Market news
07.07.2023, 12:30

Canadian Dollar recoups overnight losses from rising Oil prices

  • Canadian Dollar claws back losses suffered overnight after strong US labor data support the Greenback.  

  • CAD finds a friend in rising Crude Oil prices after inventory data shows another week of declines. 

  • USD/CAD trend is now bullish both on shorter and longer time frames after decisive breach of key 1.3270 lower highs.  

Canadian Dollar (CAD) recoups overnight losses against the US Dollar (USD), ahead of key employment data on Thursday, on the back of the continued rally in its primary export Oil, which itself sees gains on falling US stockpiles. 

USD/CAD is trading in the upper 1.33s on Thursday as the US session gets underway.  

Canadian Dollar news and market movers 

  • The Canadian Dollar trades roughly flat versus the US Dollar on the back of higher Oil prices, Canada’s chief export. 

  • Oil is rising on the back of data which shows increased demand from summer vacation-driving in the US, according to data from the Energy Information Administration, released Thursday.

  • The EIA figures show Crude stockpiles falling by 1.508 million barrels continuing the trend of last week’s 9.603M decline. 

  • The USD/CAD pair has been helped by a strong rally in the US Dollar on Thursday after US labor market data beat expectations. 
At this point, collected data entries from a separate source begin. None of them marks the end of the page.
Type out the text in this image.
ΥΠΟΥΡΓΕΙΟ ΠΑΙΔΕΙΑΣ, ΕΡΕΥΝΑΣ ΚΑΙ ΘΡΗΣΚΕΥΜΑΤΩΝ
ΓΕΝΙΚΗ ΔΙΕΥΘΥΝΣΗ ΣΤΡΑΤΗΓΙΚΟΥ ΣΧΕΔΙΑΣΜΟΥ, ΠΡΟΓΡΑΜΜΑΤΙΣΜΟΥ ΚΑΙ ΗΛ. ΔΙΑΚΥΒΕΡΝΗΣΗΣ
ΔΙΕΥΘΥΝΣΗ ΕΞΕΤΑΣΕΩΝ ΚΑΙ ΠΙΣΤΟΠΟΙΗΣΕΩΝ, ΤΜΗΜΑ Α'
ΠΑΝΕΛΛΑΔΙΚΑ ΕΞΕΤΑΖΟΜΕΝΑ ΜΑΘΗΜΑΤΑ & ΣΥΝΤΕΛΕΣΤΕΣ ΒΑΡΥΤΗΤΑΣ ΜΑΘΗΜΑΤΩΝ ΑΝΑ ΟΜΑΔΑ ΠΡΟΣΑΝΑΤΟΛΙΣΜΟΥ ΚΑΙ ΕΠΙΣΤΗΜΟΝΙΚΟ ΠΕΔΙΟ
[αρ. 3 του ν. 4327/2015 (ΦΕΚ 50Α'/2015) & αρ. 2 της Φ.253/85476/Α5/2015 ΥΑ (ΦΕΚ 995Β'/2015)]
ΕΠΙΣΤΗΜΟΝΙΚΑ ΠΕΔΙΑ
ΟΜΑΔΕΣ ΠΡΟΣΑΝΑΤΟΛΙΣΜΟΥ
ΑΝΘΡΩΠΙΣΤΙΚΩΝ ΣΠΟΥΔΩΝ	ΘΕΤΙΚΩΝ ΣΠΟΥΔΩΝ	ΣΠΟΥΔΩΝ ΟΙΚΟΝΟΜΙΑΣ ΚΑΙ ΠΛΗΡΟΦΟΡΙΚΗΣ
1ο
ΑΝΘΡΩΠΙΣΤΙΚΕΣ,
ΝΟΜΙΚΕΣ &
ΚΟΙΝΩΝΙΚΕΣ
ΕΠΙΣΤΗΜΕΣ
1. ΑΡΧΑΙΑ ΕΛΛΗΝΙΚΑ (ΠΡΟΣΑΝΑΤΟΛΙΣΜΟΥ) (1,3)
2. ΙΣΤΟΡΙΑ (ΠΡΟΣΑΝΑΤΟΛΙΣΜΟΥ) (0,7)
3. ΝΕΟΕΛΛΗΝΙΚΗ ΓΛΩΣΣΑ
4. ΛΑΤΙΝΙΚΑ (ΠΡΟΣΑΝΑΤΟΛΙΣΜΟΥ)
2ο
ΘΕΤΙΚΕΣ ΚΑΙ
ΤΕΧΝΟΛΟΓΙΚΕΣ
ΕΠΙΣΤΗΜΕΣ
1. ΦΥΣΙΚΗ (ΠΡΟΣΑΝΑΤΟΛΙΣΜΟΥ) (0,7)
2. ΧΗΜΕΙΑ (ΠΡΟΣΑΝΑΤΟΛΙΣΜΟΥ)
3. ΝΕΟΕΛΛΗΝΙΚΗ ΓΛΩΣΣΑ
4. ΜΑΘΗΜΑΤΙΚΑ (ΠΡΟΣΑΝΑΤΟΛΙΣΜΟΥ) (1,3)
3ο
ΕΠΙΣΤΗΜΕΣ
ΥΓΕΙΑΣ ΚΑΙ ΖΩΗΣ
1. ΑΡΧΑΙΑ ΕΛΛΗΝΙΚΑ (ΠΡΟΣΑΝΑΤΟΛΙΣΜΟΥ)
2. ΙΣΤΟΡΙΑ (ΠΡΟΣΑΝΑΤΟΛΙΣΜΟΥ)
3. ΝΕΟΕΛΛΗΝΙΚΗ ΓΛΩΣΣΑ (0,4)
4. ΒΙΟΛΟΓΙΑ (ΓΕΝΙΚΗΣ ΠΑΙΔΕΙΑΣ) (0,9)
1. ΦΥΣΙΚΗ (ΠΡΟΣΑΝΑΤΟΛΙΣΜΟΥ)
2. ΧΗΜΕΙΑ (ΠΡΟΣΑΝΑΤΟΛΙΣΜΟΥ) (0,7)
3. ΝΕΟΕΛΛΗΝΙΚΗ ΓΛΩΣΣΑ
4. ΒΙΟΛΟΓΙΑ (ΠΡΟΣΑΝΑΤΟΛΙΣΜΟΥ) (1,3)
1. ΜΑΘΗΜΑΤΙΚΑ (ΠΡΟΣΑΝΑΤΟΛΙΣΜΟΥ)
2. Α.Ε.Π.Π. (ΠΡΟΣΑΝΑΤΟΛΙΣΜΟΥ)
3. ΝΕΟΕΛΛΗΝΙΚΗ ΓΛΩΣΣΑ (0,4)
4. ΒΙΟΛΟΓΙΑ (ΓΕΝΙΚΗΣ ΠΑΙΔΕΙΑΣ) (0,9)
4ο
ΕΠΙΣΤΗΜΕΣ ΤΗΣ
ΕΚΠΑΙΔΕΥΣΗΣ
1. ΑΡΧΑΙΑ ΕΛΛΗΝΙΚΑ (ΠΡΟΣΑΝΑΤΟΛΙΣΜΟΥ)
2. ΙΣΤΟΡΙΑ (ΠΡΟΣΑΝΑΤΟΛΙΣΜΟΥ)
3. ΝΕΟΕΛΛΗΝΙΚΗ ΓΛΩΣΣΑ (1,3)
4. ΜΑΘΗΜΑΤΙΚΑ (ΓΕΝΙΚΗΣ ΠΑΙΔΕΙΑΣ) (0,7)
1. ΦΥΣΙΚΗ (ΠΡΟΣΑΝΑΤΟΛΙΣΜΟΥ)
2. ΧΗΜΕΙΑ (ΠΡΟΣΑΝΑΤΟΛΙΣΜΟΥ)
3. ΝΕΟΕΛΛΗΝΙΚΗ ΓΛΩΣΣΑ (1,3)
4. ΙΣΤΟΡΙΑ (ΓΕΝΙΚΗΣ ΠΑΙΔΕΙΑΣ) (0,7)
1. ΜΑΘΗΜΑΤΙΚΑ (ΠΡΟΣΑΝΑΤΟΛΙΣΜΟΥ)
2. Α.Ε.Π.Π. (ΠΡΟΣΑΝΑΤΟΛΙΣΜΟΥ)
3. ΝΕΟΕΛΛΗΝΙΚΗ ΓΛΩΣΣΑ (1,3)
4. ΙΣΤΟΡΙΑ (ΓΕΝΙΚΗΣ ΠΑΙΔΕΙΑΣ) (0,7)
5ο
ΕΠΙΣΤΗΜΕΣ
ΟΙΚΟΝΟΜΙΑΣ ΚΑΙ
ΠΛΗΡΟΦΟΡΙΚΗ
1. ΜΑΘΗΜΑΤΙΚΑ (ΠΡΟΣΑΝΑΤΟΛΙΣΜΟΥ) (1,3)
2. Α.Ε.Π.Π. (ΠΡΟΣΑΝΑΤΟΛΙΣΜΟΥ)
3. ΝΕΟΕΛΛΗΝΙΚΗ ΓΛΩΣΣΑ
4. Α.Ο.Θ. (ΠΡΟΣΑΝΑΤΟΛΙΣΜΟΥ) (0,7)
  • Should the data be followed by a higher-than-expected result for Nonfarm Payrolls in June, out on Friday at 12:30 GMT, the USD could rally further, pushing the pair even higher. 

  • Canadian employment data, released at the same time, will also impact USD/CAD. 
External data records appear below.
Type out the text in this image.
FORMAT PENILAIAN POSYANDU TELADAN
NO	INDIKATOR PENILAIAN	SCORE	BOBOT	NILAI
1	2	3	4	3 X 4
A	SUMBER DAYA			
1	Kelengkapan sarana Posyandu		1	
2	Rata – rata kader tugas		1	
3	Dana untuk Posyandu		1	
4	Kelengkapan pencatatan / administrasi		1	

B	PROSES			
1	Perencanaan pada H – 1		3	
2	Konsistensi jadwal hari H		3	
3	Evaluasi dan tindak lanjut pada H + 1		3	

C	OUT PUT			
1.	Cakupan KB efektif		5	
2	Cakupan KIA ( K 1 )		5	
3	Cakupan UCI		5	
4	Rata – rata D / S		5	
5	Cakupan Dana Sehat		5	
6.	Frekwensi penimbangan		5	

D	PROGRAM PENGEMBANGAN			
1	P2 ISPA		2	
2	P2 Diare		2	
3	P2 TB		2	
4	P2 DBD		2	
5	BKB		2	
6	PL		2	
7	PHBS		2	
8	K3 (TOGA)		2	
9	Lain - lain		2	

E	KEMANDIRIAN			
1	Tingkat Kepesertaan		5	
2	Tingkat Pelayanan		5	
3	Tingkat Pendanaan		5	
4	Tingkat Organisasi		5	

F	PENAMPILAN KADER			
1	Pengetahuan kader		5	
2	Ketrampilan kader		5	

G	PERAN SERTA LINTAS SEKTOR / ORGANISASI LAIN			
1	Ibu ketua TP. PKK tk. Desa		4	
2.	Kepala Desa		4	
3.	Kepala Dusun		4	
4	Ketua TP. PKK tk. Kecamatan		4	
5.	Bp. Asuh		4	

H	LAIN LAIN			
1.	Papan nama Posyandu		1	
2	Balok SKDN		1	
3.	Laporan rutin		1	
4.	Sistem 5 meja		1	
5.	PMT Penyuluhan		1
  • Economists estimate Net Change in Employment for June to come out at 20K, from -17K in May. 

  • The Unemployment Rate is forecast to rise to 5.3% from 5.2% previously. 
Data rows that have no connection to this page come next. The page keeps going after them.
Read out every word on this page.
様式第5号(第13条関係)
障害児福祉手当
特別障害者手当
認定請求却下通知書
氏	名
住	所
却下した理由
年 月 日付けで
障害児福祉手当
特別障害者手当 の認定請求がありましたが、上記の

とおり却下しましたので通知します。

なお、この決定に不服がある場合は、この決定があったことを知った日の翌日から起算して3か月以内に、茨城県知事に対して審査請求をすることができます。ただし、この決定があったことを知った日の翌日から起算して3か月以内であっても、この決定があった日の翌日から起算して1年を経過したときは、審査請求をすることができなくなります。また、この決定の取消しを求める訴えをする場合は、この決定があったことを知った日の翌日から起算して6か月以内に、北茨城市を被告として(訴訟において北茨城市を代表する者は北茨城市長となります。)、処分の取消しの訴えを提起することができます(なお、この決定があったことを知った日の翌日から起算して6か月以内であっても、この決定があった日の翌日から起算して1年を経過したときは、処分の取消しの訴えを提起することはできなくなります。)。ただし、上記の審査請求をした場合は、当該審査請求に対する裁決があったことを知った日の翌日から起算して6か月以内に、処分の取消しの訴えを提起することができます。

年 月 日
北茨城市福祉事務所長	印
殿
  • CAD came under further pressure on Thursday after data showed the Canadian International Merchandise Trade fell to -3.4B vs. 1.5B expected in May, and Imports outweighed Exports when they had been forecast to come out almost equal. 

Canadian Dollar Technical Analysis: Short-term trend turns bullish

USD/CAD is in a long-term uptrend on the weekly chart, which began after price rose following the 2021 lows. Since October 2022, the exchange rate has been in a sideways consolidation within the uptrend. Given the old saying that ‘the trend is your friend’, however, the probabilities overall an eventual continuation higher, favoring longs over shorts.

USD/CAD appears to have completed a large measured move price pattern that began forming at the March 2023 highs. This pattern resembles a 3-wave zig-zag, much like an ABC correction in which the first and third waves are of a similar length (labeled waves A and C on the chart below). 

The pair’s measured move looks like it has completed given waves A and C are of a similar length. This suggests price probably bottomed at the June 27 lows and is now at the start of a new cycle higher. 

US Dollar vs Canadian Dollar: Weekly Chart

A confluence of support situated under the June lows in the upper 1.3000s, that is made up of several longer moving averages and a major trendline, provides a backstop to further losses. Only a decisive break below 1.3050 would indicate this thick band of weighty support has been definitively broken, bringing the uptrend into doubt. 

US Dollar vs Canadian Dollar: Daily Chart

The daily chart above is looking more bullish, with the move up from the June 27 lows extending to just short of 1.3400. A cursory look at the Relative Strength Index (RSI) indicator shows the move is supported by strong momentum, further enhancing its bullishness. 

The price has now broken decisively above the 1.3270 key lower high, confirming a short-term bull trend is now underway. The 1.3400 crossroads where the 50-day Simple Moving Average (SMA) is currently located is the next hurdle. 

It will take a decisive break above the 50-day SMA to keep the uptrend momentum going, however, since the break above 1.3270, bulls have the upper hand with the odds favoring a continuation higher. 

Nevertheless, a pause in the uptrend before more upside is also likely given the strong run of recent gains, and some backing and filling and a mild correction back down would not come as a surprise.

 

Canadian Dollar FAQs

What key factors drive the Canadian Dollar?

The key factors driving the Canadian Dollar (CAD) are the level of interest rates set by the Bank of Canada (BoC), the price of Oil, Canada’s largest export, the health of its economy, inflation and the Trade Balance, which is the difference between the value of Canada’s exports versus its imports. Other factors include market sentiment – whether investors are taking on more risky assets (risk-on) or seeking safe-havens (risk-off) – with risk-on being CAD-positive. As its largest trading partner, the health of the US economy is also a key factor influencing the Canadian Dollar.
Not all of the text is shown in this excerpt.